Этой аудиториею была тогда в старом здании университета та большая библиотечная зала, в которой десятки лет происходили публичные заседания Общества Любителей Российской словесности. Экзаменующиеся разместились по лавкам, расставленным в несколько рядов против окон, а впереди на пустом пространстве стояло четыре или пять столиков в расстоянии один от другого, и за каждым по экзаменатору; они сидели задом к окнам.
Решительно не помню, с какого предмета я начал свой экзамен и как я продолжал его и довел до конца; не помню также и того, что меня спрашивали и как я отвечал. Все это осталось в моей памяти какими-то темными пятнами, из-за которых ярко выступает одно великое для меня событие, которое, как я глубоко убежден, решило судьбу моего экзамена.
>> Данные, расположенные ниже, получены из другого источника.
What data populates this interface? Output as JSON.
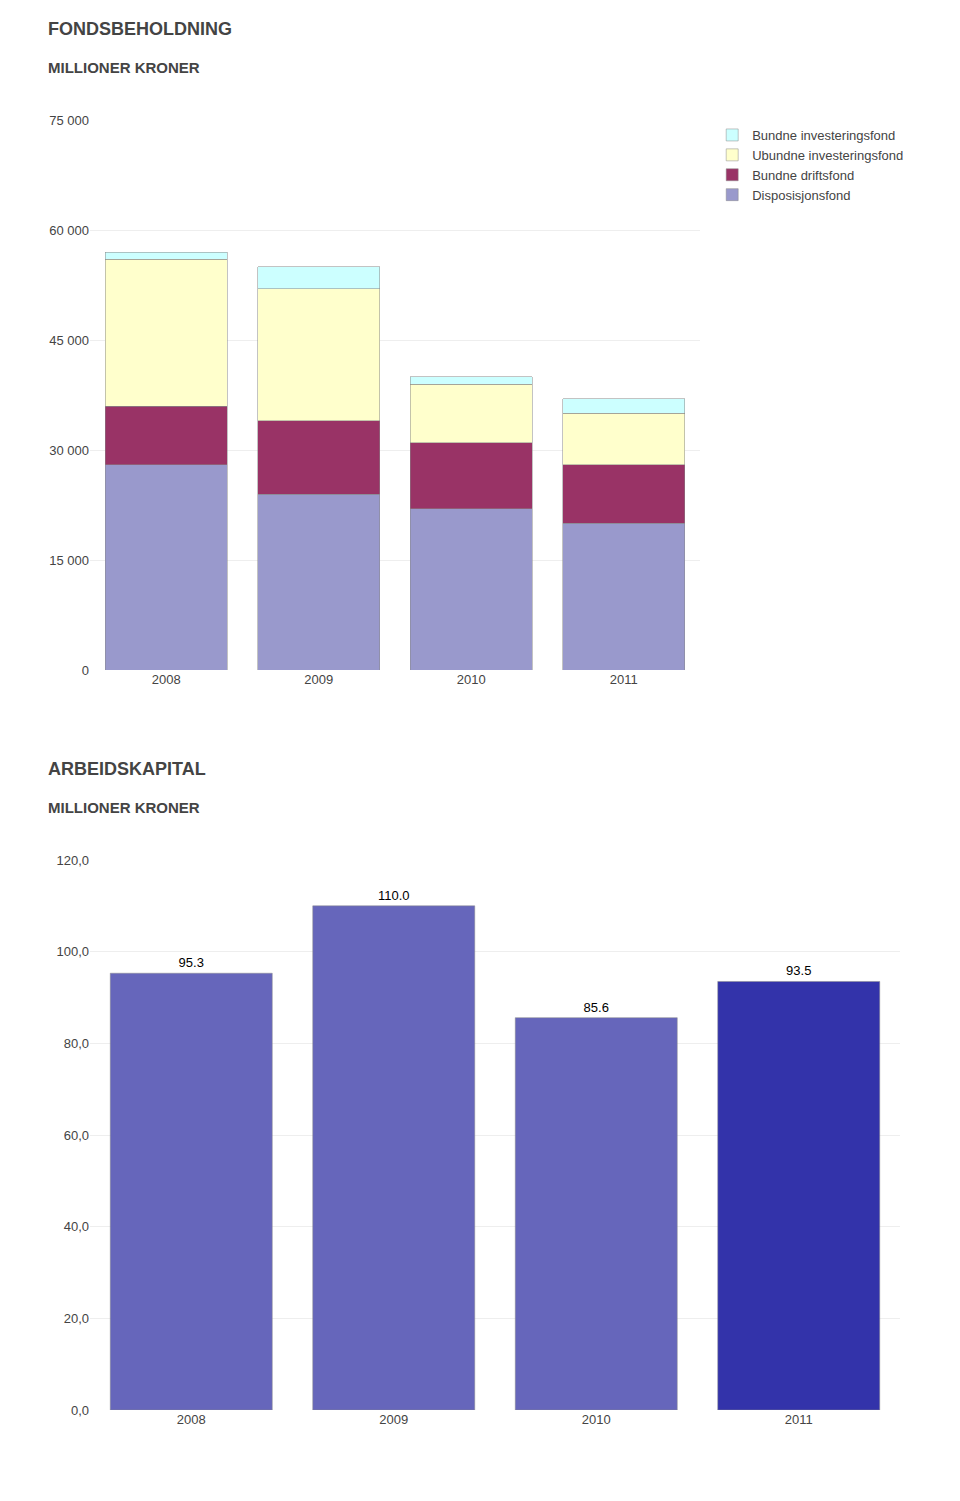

И теперь, когда я это рассказываю, живо представляется мне во всех подробностях, как я стою у столика, а передо мною сидит профессор богословия Петр Матвеевич Терновский, с окладистой бородою и строгими взорами – он казался мне тогда таким величественным и недоступным – и слушает, как я ему рассказываю довольно подробно какое-то событие из священной истории. В это самое время подходит к нему молодой человек лет 30-ти в форменном фраке, остановился, посмотрел на меня и стал слушать, что я говорю. Его добрый, снисходительный взгляд точно приласкал меня, воодушевил, и я продолжал рассказывать с такой искренностью, с таким убеждением, которыми я будто хотел ответить на дружеское приветствие старого знакомого. Когда я кончил, молодой человек спросил меня, откуда я родом и где учился. Отвечая ему, я назвал своих учителей и между прочими упомянул о Касторе Никифоровиче Лебедеве. Мне показалось, что его взгляд вдруг просветлел и легкая улыбка мелькнула по чертам лица. Он отвечал, что Кастора Никифоровича хорошо знает, и своим задушевным голосом сказал мне: «Если что вам понадобится, приходите ко мне». Когда я с радостью возвратился на скамейку к товарищам, мне сказали, что я говорил с Михаилом Петровичем Погодиным.
Да. это был первый луч радости, осветивший меня по приезде моем в Москву.
При содействии Михаила Петровича, я благополучно выдержал экзамен, а в сентябре, при его же содействии, был принят в число казеннокоштных студентов.
II
Общежитие наше называлось не бурсою, как принято в семинариях, и не институтом, как были тогда дворянский и педагогический институты, а просто казенными номерами. Помещалось в них по комплекту полтораста человек, и именно сто студентов медицинского факультета и пятьдесят философского, разделявшегося тогда на два отделения – на словесное и физико-математическое. Номеров было около пятнадцати, одни: подряд, для медиков, а другие, тоже подряд, для остальных пятидесяти студентов.
Наше общежитие занимало весь верхний этаж так называемого старого здания московского университета, в отличие от нового, в котором теперь читаются лекции, и которое тогда еще не было готово. Лекции читались в том же старом здании под нашими номерами, и только с 1835 г. были переведены они в новое.